His opponent Javier Vasquez tells a different story:
“Someone from the show came up to me and goes, ‘Hey, he’s a half-of-a-pound over; do you want him to cut?’ I’m like, ‘Yeah, I want him to cut.’ That’s as far as I went.”
Thomas began to rehydrate and Vasquez says he wasn't checking on him. The result? No fight because one guy was 0.6 pounds over.
That pales in comparison to the sloppy, borderline dangerous stoppage of the Pedro Rizzo-Gilbert Yvel fight. Yvel knocked down Rizzo and was allowed to get in 2-3 extra shots (0:14 mark) that had Rizzo's head smashing repeatedly into the mat.

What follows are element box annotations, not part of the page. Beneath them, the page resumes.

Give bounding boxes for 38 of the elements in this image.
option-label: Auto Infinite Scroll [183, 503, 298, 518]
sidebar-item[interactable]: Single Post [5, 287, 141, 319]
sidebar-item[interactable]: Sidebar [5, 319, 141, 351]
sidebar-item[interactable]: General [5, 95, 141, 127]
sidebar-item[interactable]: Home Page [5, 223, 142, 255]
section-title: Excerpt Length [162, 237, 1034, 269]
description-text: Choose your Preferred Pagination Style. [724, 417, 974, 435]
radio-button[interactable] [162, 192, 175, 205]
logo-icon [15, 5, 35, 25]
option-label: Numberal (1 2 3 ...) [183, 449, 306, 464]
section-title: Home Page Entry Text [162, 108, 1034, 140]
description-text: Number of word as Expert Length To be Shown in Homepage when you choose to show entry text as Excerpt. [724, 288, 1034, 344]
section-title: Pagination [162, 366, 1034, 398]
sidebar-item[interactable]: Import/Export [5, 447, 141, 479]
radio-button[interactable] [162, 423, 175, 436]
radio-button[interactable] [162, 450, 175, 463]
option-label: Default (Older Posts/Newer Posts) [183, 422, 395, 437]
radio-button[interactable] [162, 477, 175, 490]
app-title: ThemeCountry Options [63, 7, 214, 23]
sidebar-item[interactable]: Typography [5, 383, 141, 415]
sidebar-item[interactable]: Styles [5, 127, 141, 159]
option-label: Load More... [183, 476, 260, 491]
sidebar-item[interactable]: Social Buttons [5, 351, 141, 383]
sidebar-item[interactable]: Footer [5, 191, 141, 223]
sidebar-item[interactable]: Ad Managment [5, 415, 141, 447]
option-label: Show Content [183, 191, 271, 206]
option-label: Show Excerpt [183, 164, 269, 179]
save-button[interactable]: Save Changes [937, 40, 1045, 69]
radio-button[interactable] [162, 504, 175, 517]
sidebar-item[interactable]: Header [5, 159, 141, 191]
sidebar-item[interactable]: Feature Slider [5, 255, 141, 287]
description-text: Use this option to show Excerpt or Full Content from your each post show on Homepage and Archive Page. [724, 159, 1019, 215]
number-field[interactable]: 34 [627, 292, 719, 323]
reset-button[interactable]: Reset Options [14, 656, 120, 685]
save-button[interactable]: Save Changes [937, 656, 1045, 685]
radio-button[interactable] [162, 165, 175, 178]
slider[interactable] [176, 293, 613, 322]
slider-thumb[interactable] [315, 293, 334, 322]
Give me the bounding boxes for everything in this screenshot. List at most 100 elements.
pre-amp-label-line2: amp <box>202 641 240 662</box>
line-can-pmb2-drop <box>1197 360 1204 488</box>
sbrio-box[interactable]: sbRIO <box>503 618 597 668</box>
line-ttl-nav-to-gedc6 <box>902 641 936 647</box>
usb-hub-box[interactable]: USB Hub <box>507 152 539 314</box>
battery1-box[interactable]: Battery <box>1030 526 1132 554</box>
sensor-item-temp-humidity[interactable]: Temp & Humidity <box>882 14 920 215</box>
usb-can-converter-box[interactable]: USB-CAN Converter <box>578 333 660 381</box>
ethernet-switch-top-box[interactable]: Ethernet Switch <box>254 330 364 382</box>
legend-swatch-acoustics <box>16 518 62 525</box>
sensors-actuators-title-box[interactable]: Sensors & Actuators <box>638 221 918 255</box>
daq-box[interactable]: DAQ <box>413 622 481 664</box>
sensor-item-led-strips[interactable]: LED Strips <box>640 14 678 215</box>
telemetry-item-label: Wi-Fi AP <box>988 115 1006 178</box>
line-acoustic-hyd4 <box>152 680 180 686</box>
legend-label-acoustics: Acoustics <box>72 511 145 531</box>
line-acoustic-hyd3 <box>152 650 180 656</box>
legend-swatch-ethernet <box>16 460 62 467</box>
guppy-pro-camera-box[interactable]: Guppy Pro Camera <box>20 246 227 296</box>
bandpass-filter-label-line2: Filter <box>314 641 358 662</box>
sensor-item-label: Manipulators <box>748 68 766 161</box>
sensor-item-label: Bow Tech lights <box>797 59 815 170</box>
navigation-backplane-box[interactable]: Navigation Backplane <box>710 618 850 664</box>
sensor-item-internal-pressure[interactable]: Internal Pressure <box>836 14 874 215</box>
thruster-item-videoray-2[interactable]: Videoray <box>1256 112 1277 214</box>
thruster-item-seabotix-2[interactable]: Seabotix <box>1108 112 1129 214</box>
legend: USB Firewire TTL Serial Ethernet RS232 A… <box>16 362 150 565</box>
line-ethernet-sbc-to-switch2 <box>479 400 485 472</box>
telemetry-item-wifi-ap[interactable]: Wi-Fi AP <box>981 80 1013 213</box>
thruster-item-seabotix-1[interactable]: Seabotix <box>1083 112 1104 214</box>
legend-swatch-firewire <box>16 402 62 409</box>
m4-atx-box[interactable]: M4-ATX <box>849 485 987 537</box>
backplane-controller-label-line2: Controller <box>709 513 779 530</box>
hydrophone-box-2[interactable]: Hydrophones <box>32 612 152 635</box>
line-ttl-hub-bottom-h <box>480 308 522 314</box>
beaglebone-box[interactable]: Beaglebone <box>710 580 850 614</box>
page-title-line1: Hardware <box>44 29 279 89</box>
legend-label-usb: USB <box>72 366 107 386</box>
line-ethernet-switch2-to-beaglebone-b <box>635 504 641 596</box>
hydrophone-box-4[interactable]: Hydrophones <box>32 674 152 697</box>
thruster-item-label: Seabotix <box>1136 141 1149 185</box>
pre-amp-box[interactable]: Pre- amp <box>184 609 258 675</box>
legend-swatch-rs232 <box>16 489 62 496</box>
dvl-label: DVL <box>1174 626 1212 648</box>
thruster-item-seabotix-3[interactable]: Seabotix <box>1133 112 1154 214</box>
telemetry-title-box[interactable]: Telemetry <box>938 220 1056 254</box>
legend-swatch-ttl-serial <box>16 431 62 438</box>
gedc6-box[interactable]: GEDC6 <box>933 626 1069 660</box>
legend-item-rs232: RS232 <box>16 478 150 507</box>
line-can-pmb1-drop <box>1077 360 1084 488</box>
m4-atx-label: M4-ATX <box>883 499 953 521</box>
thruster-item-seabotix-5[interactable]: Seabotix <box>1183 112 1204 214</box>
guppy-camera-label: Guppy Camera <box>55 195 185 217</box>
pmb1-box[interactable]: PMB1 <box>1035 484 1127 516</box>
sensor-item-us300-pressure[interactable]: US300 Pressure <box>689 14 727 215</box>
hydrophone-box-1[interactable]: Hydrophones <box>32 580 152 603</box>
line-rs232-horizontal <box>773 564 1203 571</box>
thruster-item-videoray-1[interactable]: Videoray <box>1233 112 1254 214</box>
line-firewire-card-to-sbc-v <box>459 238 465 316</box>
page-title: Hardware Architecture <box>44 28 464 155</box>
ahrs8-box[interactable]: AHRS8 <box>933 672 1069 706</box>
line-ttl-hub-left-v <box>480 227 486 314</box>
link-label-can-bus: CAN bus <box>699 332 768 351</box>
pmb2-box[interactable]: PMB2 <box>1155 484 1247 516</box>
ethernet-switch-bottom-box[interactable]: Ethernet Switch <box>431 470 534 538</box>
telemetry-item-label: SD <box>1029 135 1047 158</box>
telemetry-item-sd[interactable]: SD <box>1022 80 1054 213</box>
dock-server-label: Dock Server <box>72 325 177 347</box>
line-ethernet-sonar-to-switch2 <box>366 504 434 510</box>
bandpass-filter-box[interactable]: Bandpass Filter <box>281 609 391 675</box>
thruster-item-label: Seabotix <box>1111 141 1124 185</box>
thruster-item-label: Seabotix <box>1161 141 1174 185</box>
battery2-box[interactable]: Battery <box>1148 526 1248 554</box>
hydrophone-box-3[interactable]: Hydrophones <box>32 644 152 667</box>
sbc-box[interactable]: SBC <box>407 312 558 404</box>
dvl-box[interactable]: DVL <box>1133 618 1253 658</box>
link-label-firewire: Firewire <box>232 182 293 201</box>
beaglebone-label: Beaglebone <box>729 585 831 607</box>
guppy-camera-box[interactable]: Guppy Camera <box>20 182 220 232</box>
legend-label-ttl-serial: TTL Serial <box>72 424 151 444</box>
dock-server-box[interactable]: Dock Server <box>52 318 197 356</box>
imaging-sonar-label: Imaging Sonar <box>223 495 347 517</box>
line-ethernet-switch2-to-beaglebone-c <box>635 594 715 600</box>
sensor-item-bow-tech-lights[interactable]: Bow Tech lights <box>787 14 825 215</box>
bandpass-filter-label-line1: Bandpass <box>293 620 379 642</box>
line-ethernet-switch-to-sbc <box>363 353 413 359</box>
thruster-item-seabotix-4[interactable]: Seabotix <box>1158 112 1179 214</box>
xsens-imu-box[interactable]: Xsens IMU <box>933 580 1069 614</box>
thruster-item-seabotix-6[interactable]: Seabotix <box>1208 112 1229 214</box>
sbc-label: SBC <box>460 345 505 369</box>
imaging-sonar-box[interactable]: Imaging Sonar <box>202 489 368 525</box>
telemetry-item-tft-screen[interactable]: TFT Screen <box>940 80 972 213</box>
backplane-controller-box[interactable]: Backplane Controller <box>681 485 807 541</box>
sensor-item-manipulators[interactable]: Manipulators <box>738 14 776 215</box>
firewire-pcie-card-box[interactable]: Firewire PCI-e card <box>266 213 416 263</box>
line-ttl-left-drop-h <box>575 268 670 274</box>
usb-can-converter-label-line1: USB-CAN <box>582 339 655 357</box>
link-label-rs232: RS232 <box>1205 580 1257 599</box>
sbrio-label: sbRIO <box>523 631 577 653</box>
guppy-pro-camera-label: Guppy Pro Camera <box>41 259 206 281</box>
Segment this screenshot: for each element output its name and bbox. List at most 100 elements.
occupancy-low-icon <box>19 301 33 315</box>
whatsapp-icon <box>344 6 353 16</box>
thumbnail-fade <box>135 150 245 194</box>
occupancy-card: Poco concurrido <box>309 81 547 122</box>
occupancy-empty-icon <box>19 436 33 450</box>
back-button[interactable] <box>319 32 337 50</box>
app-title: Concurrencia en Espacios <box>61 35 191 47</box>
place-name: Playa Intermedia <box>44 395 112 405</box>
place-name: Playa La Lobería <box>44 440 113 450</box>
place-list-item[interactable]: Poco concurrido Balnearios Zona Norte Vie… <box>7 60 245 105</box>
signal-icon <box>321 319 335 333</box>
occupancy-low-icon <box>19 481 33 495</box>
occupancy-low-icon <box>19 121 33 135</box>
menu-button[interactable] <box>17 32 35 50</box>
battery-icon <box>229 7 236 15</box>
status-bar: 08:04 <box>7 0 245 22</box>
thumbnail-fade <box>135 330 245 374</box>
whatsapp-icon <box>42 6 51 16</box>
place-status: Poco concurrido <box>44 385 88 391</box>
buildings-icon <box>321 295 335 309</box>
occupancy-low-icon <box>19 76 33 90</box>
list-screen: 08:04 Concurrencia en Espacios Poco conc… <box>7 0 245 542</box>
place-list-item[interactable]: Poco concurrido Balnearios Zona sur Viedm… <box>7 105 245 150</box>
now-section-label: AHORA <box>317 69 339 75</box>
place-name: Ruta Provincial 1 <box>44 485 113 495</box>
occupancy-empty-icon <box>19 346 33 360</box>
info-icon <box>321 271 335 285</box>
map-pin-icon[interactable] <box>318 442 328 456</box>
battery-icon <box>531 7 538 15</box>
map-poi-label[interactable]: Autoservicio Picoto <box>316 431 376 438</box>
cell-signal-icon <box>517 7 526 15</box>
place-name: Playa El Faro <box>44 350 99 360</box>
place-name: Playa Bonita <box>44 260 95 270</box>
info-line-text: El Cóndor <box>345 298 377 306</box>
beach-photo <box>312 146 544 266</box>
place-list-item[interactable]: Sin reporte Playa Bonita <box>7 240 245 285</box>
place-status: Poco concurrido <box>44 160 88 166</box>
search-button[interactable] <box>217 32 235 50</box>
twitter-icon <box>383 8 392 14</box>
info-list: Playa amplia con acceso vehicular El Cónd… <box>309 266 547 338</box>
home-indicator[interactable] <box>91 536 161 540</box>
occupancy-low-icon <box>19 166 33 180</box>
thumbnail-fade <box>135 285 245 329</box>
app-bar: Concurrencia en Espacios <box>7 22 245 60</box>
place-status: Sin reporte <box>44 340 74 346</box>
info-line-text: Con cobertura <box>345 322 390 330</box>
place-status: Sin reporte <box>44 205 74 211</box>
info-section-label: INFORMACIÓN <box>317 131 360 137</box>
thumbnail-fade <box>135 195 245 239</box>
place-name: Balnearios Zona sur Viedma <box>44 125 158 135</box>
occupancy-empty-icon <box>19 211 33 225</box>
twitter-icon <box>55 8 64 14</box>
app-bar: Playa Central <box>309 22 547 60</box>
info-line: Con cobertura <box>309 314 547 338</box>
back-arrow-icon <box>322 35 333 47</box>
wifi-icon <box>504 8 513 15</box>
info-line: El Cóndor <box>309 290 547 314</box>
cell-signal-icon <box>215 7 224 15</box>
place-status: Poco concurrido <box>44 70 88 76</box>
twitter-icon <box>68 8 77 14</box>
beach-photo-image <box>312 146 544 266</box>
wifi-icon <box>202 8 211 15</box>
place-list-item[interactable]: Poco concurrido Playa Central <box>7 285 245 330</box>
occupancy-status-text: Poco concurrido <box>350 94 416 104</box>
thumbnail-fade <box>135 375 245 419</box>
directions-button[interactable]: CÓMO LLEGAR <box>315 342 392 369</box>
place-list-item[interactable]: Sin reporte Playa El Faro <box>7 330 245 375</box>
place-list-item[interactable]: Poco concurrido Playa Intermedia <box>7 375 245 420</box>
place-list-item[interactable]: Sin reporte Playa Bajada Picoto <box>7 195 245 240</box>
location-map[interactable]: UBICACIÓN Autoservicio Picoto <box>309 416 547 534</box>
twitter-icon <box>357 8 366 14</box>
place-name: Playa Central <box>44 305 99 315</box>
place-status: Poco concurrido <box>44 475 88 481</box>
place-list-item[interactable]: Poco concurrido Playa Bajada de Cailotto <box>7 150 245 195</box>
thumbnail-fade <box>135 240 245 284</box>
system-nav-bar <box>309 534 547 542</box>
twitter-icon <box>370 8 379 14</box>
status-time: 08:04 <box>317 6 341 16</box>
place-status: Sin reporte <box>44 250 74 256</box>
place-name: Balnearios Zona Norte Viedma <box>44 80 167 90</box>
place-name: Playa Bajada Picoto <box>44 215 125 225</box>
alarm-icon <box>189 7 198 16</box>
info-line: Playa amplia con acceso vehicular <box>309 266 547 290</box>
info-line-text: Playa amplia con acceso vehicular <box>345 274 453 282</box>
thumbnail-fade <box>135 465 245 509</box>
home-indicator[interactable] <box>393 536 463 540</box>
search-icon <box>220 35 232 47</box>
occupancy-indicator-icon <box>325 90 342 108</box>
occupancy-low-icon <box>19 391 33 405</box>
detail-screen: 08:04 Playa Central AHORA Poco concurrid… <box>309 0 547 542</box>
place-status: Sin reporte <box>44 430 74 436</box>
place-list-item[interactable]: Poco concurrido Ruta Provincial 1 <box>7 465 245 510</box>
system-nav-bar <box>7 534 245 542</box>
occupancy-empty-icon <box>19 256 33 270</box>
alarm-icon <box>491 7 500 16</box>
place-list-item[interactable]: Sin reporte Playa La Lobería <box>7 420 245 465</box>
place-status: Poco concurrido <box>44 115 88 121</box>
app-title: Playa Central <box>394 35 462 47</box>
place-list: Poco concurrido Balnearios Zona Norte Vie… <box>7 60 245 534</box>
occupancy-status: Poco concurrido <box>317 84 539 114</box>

As much as MMA wants to be legal in all 50 states, the biggest promotions better make sure these states have their ducks in a row. Alabama had similar issues before the Tim Sylvia-Ray Mercer. After months of being on the schedule, a rules conflict arose the week for the fight and nearly cancelled the fight. It was changed from a boxing to MMA match two days before the fight card. That's the picture of disorganization. All these incidents may seem minor at the time but it could lead to something awful setting the sport back years.